Published on February 09, 2009 at 4:58pm

METALLICA
"The Unforgiven III"

"How can I be lost, when I've got nowhere to go?" James Hetfield asks, inadvertently summarizing the creative quagmire his band's stuck in. A more interesting question: Will Stone Temple Pilots sic copyright lawyers on Lars & Co. for swiping some melodic melancholy from "Creep"?

CHRIS CORSANO
"What Movement Helps You When You Are Trying to Run Out a Batsmen?"

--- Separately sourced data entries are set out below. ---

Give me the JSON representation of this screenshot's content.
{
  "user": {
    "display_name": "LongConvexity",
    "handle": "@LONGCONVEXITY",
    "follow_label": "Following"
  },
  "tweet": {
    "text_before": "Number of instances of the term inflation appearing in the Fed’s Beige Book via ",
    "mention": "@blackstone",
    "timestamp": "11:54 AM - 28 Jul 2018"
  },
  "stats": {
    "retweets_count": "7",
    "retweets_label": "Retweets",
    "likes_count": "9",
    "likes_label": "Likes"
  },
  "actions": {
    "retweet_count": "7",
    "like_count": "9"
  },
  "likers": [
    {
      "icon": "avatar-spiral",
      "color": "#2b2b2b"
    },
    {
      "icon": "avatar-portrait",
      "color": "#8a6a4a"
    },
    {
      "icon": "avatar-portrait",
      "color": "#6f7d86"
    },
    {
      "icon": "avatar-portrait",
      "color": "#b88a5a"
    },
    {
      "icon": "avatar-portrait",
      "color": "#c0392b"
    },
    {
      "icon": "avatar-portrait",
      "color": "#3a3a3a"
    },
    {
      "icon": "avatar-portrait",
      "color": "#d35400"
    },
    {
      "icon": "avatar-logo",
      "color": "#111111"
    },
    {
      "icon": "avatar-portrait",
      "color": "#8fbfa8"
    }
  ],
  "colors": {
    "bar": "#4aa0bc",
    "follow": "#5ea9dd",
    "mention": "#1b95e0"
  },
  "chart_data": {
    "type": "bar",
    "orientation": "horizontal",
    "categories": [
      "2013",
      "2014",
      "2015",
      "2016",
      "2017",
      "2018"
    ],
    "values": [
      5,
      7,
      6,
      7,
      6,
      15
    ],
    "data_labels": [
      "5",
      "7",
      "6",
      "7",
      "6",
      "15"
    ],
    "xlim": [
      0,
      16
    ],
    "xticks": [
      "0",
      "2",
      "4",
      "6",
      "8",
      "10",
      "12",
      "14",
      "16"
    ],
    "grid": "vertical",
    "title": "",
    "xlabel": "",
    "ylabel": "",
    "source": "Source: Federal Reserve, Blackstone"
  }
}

While reading these Richard Brautigan-story-length song titles from The Young Cricketer aloud is great fun, the out-jazz here is equally exhilarating. "Movement" sounds as though Corsano—having woken up encased in a glass house with nothing more than a full drum kit and a pair of triangle wands—opted to make lemons into lemonade.

FLEET FOXES
"Blue Ridge Mountains"

Oh, Seattle. I love you, but you're bringing me down. Paul Weller claims that this reheated '70s folk hash "sounds fresh"; too many deluded Pazz & Jop voters agree for comfort. Caught their act on Saturday Night Live: The Grohl-lookin' lead singer was hobo chic, and my wife wondered, rightly, how long it'd been since any of these dudes shampooed.

MIKE SHIFLET
"Solo Renegade 7"

Like fellow noisers Gerritt and Aaron Dilloway, Shiflet can be overly collaboration-happy. Thus, it's nice to find him doing his own SimEarth thing here: threading fallow expanses of peeved electronic terrain with suddenly plunging radio-silent ravines.

MIKE WAXX
"Alive & Vibrant"

I get the impression that Mssr. Waxx spends so much time with his copies of Three Feet High & Rising and Midnight Marauders that he's forced to replace them annually. There's nothing inherently wrong with this sort of good-vibes posi-rap, but it feels hella outta place in 2009, nahwutimean?